Jeudi soir, au cinéma Excentris, les Rencontres internationales du documentaire de Montréal (RIDM), présentent le film The Machine Which Makes Everything Disappear.

Le film part d'une fausse séance de casting durant laquelle la jeune réalisatrice Tinatin Gurchiani demande à quelques membres de la jeunesse géorgienne de s'exprimer sur leur quotidien et leurs espoirs d'une vie meilleure.

Présentée dans plus d'une quarantaine de pays, et entre autres aux festivals Sundance et Hot Docs de Toronto, l'oeuvre se démarque par son regard tendre posé sur les personnages et par sa plongée au coeur d'une Géorgie rurale figée dans le milieu du 20ème siècle.

Par courriel, La Presse a échangé questions et réponses avec Mme Gurchiani.

Q. Quel était le but principal du film ?

R. J'ai récemment été diplômée d'une école allemande de cinéma et j'avais envie de tourner dans mon pays d'origine de façon indépendante afin d'explorer mon propre style. J'ai d'abord pensé à faire une fiction mais j'ai vu tellement autre chose dans les yeux des gens. Je me suis finalement dit que de raconter le quotidien, la vie réelle des individus pouvait aussi faire de très bonnes histoires de cinéma. Je voulais des histoires simples, nullement exotiques par lesquelles j'avais envie de détruire le mythe voulant que les documentaires soient ennuyeux.

Q. Quel est le lien entre tous les personnages ?

R. Ce sont des gens avec de bons tempérament. Ils savent qu'ils ne peuvent rien prendre de ce monde, qu'ils y arrivent dépouillés et en répartiront de la même façon. Ils n'ont pas choisi les circonstances de leur naissance mais estiment que la vie vaut la peine d'être vécue. Ce sont des jeunes qui ont des occupations mais, en même temps, ils prennent soin des gens autour d'eux.

Q. Les images du monde rural de votre film semblent sortir tout droit du passé. Pouvez-vous nous en parler?

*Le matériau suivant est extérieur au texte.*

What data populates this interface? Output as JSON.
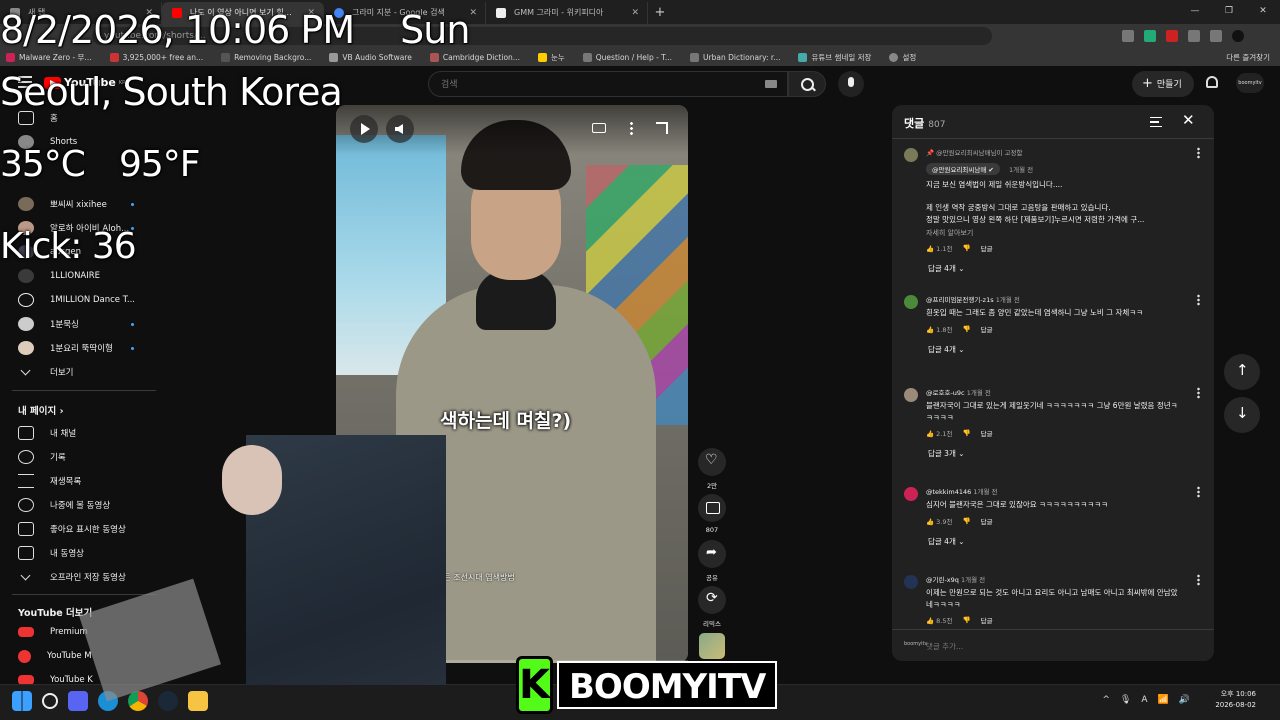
{
  "browser": {
    "tabs": [
      {
        "title": "새 탭",
        "color": "#888888"
      },
      {
        "title": "나도 이 영상 아니면 보기 힘든 조선...",
        "color": "#ff0000"
      },
      {
        "title": "그라미 지분 - Google 검색",
        "color": "#4285f4"
      },
      {
        "title": "GMM 그라미 - 위키피디아",
        "color": "#eeeeee"
      }
    ],
    "url": "youtube.com/shorts/...",
    "bookmarks": [
      "Malware Zero - 무...",
      "3,925,000+ free an...",
      "Removing Backgro...",
      "VB Audio Software",
      "Cambridge Diction...",
      "눈누",
      "Question / Help - T...",
      "Urban Dictionary: r...",
      "유튜브 썸네일 저장",
      "설정"
    ],
    "bookmarks_right": "다른 즐겨찾기"
  },
  "youtube": {
    "logo": "YouTube",
    "logo_region": "KR",
    "search_placeholder": "검색",
    "create_label": "만들기",
    "account": "boomyitv"
  },
  "sidebar": {
    "top_items": [
      "홈",
      "Shorts"
    ],
    "subscriptions": [
      "뽀씨씨 xixihee",
      "알로하 아이비 Aloh...",
      "ausgen",
      "1LLIONAIRE",
      "1MILLION Dance T...",
      "1분묵싱",
      "1분요리 뚝딱이형"
    ],
    "more_label": "더보기",
    "my_page_heading": "내 페이지",
    "my_page_items": [
      "내 채널",
      "기록",
      "재생목록",
      "나중에 볼 동영상",
      "좋아요 표시한 동영상",
      "내 동영상",
      "오프라인 저장 동영상"
    ],
    "more_youtube_heading": "YouTube 더보기",
    "more_youtube_items": [
      "Premium",
      "YouTube M",
      "YouTube K"
    ]
  },
  "video": {
    "caption": "색하는데 며칠?)",
    "title_small": "힘든 조선시대 염색방법",
    "progress": 0.12
  },
  "actions": {
    "likes": "2만",
    "comments": "807",
    "share": "공유",
    "remix": "리믹스"
  },
  "comments": {
    "title": "댓글",
    "count": "807",
    "input_placeholder": "댓글 추가...",
    "list": [
      {
        "author": "@만원요리최씨남매님이 고정함",
        "badge": "@만원요리최씨남매",
        "time": "1개월 전",
        "text": "지금 보신 염색법이 제일 쉬운방식입니다....\n\n제 인생 역작 궁중방식 그대로 고음탕을 판매하고 있습니다.\n정말 맛있으니  영상 왼쪽 하단 [제품보기]누르시면 저렴한 가격에 구...",
        "read_more": "자세히 알아보기",
        "likes": "1.1천",
        "replies": "답글 4개",
        "avatar_color": "#7a7a5a"
      },
      {
        "author": "@프리미엄분전쟁기-z1s",
        "time": "1개월 전",
        "text": "흰옷입 때는 그래도 좀 양민 같았는데 염색하니 그냥 노비 그 자체ㅋㅋ",
        "likes": "1.8천",
        "replies": "답글 4개",
        "avatar_color": "#4a8a3a"
      },
      {
        "author": "@로호호-u9c",
        "time": "1개월 전",
        "text": "블랜자국이 그대로 있는게 제일웃기네 ㅋㅋㅋㅋㅋㅋㅋ 그냥 6만원 날렸음 정년ㅋㅋㅋㅋㅋ",
        "likes": "2.1천",
        "replies": "답글 3개",
        "avatar_color": "#9a8a7a"
      },
      {
        "author": "@tekkim4146",
        "time": "1개월 전",
        "text": "심지어 블랜자국은 그대로 있잖아요 ㅋㅋㅋㅋㅋㅋㅋㅋㅋㅋ",
        "likes": "3.9천",
        "replies": "답글 4개",
        "avatar_color": "#cc2255"
      },
      {
        "author": "@기린-x9q",
        "time": "1개월 전",
        "text": "이제는 만원으로 되는 것도 아니고 요리도 아니고 남매도 아니고 최씨밖에 안남았네ㅋㅋㅋㅋ",
        "likes": "8.5천",
        "replies": "",
        "avatar_color": "#223355"
      }
    ],
    "reply_label": "답글"
  },
  "overlay": {
    "datetime": "8/2/2026, 10:06 PM",
    "weekday": "Sun",
    "location": "Seoul, South Korea",
    "temp_c": "35°C",
    "temp_f": "95°F",
    "kick_count": "Kick: 36",
    "brand": "BOOMYITV",
    "brand_k": "K",
    "brand_color": "#53fc18"
  },
  "taskbar": {
    "time": "오후 10:06",
    "date": "2026-08-02",
    "tray": [
      "^",
      "🎙",
      "A",
      "📶",
      "🔊"
    ]
  }
}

R. Nous avons tourné dans une dizaine d'endroits qui ne sont pas stéréotypés et ne se retrouvent pas dans les brochures touristiques. Par exemple, nous sommes allés dans les montagnes à la rencontre de communautés musulmanes alors que la Géorgie est en très grande majorité chrétienne orthodoxe. De plus, la Géorgie est un pays ensoleillé alors qu'il y a beaucoup de pluie dans le film. C'est un choix subjectif car je suis contre l'objectivité en matière artistique. Selon moi, les artistes réussissent à toucher le public uniquement lorsqu'ils parlent de leur sujet avec une objectivité s'appuyant sur leurs propres sentiments qui sont, à la base, vrais et.. subjectifs.

Q. Que doit-on comprendre derrière ce curieux titre ?

R. Un jour, j'ai demandé à un ami ce qu'il souhaitait le plus au monde et il m'a répondu la machine qui ferait tout disparaître. Pour moi, ça représentait parfaitement la génération que je filmais. Une génération soumise à des changements permanents dans une époque où tout est instable. Et pendant le tournage, nous avons constaté à quel point le fait d'apparaître devant la caméra bouleversait nos sujets. C'est comme si la machine du cinéma les avait débarrassé de plusieurs inhibitions.

Q. Les personnages de votre film ont-ils atteint le bonheur ?

R. Je ne sais pas si le concept du bonheur existe pour eux. Ils sont trop jeunes et ne savent que faire de tels concepts. Ils sont engagés dans un combat, celui de leur vie. Ils sont rebelles et montrent parfois leur côté pessimiste mais leurs gestes quotidiens sont emprunts de pragmatisme et d'optimisme.

La séance débute à 20h et sera suivie d'une discussion via Skype avec la réalisatrice.